We just met, I wrote and I went to them. We drank beer and chatted. She asked me if I had anyone, of course, I didn't lie to her, I said I wasn't alone. Then she said the following words: "I think I was wrong, I lost too much time with the last girl, but in fact, I realized that I love another." My heart went up in my head, I shivered! Of course the beam again! It turned out to be a completely different person, some other girl I knew vaguely. I caught a taxi and went home. I never went back there. I met a relationship with another, it also faded over time, but there was always a thrill. Sometimes I was angry that I didn't have the courage to tell her everything, but she was always busy. It's been a while. In total, 5 years since I last touched her. The irony is that after so much time, about a month ago I welcomed a friend from abroad and we gathered the whole company for a while. We had a lot of fun. She was there too, and as soon as she came to me it became clear to me that something would follow, she was just different, obviously because she was already alone. He stayed with us for more than 3 days.

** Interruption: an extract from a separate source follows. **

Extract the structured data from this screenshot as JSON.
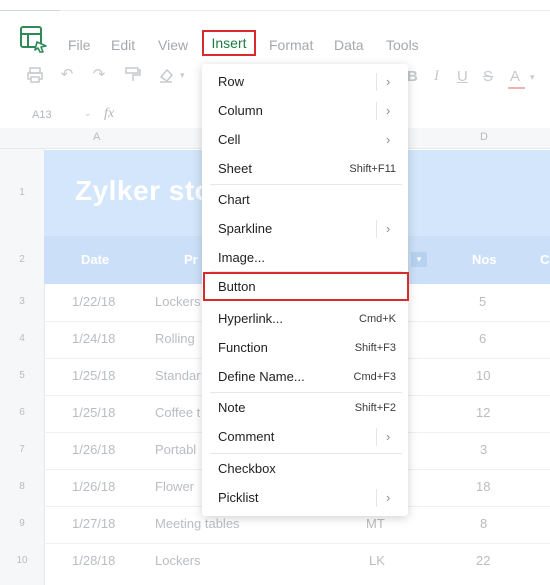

And I have not been more confused than now. This has been going on for a month now, she claims she's in love with me, she wants us to be together, and I'm blocked, I'm just already flickering on a frequency that I don't seem to notice. After all, 5 years have passed. There is something deep inside me, which wants her and wants us to experience everything that 5 years ago failed. But the circumstances are very different now, I grew up, I no longer think only in which bar to go out today or when to have another party at home, I want someone to be comfortable with, because lately I'm experiencing a lot of nervous conditions that affect sleep and of my relationships with others, perhaps it is one of the reasons. On the other hand, she is in this period of carefree crazy long nights and alcohol tours, another issue is that our families are close and our parents are patriarchal to the point of pain, and it is madness to even think that they would accept something like that. PS, Have we missed each other somewhere in these 5 years? Should I give myself a chance and try to be happy with the person I've always wanted or run away because I can't stand it if he turns his back once more without explanation or simply fails because of the many frustrating circumstances.
I don't want to experience everything again. Sometimes I even feel that I like to humiliate her, maybe I subconsciously think that this is how I will heal the old wounds that she opens every time she hugs me. Can I forgive and love again the man who gave me some of the saddest moments in the best of times? And you would?
1 mikecam78 answered
You should have forgotten her even then. She knows that you are tied in a towel and every time there is no one to slap her she comes to you. Get her out of your apartment, get her out of your life and find someone else who will love you now, right now, not in 15 years! Everyone deserves to have someone to tremble, to come home from work, to cook something for dinner and to tell each other the day, to be supportive and always with the other in mind. Not Off, I have nowhere to go, wait until she whistles and faints. She sees you that way, I'm sorry!